I run a story time for babies and toddlers at my public library and you'd be surprised how many middle class parents look at me like I have 3 heads when I suggest they bring their infants to the library. I mean, it's a happy half-hour where I share appropriate books and rhymes and we sing and dance and get comfortable around books. It's not like I'm teaching them the Dewey Decimal System. Mostly I model parent behavior so they can go home and share nursery rhymes and learn how to redirect a toddler who wants to eat the pages. Anyway, I guess I'm trying to say it's not just poor kids who need this type of intervention. I miss doing this program in a more economically challenged area. I think the poor parents I dealt with were actually more receptive, because they weren't coming from a place of comfort and privilege where they could assume their kids would have advantages.
posted by Biblio at 2:52 PM on May 23, 2009


Fair point, Biblio. In general, I think good parenting is a lot less intuitive than people think.

Has your library ever considered disaggregating the babies from the toddlers? Our library system has an insanely popular Baby Lapsit program, just for the little ones, that's all nursery rhymes and songs. Then for the 18-month-and-up toddlers, there's Story Time. Parents might rightly question whether their mobile infants would sit through a story program, but would understand that a songs-and-rhymes program would work well.
posted by palliser at 3:03 PM on May 23, 2009


Oh yeah, if there's one place you find poor people, it's the middle of Manhattan.

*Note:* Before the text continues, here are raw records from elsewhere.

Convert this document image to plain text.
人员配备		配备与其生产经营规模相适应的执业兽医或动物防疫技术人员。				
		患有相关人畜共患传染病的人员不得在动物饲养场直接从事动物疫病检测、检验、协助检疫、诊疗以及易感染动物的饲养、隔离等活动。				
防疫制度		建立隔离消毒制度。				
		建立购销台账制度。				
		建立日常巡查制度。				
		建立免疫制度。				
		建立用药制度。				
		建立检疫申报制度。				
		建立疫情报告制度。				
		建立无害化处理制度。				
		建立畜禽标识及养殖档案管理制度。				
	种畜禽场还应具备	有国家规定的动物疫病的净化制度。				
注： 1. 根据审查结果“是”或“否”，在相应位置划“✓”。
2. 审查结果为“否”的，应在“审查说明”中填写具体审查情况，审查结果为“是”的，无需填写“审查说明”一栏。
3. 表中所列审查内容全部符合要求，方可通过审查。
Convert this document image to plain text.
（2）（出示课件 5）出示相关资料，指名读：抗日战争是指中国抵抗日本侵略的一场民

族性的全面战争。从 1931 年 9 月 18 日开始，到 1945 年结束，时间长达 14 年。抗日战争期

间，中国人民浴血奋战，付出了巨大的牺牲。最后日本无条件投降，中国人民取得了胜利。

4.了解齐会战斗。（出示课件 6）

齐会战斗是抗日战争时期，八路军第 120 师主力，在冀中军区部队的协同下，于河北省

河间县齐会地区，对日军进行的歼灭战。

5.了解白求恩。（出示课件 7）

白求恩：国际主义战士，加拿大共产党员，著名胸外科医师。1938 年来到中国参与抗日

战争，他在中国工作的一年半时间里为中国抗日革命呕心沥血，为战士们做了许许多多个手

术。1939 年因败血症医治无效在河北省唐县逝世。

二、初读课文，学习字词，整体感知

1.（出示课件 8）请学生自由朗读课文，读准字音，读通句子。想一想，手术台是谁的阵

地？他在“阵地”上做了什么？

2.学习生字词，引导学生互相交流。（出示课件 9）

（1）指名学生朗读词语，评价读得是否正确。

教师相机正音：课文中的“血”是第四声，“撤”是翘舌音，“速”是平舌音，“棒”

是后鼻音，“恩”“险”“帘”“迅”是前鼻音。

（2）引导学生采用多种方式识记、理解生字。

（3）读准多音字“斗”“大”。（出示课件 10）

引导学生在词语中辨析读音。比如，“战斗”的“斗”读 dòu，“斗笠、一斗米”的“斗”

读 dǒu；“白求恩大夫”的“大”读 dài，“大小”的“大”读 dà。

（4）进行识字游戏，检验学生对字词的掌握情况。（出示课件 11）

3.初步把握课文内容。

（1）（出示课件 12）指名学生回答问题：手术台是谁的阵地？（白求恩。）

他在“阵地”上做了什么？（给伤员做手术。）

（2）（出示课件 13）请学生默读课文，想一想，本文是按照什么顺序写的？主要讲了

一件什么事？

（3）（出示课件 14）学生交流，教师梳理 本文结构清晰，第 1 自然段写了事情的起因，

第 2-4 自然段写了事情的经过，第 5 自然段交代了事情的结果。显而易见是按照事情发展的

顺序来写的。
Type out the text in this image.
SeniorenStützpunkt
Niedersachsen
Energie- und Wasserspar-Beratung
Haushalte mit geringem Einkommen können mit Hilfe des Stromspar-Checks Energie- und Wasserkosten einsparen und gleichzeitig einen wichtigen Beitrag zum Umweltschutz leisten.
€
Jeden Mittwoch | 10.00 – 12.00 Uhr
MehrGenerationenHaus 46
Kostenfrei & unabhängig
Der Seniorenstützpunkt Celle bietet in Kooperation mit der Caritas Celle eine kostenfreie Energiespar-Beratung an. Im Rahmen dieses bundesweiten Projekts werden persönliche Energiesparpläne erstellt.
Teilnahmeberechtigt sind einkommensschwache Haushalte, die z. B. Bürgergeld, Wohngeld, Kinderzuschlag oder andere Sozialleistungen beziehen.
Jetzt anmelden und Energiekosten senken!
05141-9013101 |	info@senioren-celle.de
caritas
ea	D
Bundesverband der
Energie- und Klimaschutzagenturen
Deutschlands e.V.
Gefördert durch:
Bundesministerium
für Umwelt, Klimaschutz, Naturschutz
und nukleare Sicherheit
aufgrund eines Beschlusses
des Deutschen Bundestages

Ha, ha! You are SO RIGHT! There are no poor people in the middle of Manhattan.

The top of Manhattan, though, which is where these schools are located, is well fucked.
posted by The Bellman at 4:35 PM on May 23, 2009


Palliser, at my old library I had much more strictly age segregated storytimes. My new place doesn't even fund a children's Librarian at all. I am the part-time "Children's Program Manager" despite my MLS. I have to cram quite a lot into those 15 hours, so the babies and toddlers get lumped together. Strangely, this is in one of the wealthiest towns in the state. Their children are going to get their asses kicked by the disadvantaged kids in the town next door who've been getting quality educational programming since birth.
posted by Biblio at 8:23 PM on May 23, 2009


The second biggest difference is parental involvement: for a charter school you have to apply very early in the year, fill a ton of paperwork, promise a certain number of hours of service, and be lucky enough to be accepted.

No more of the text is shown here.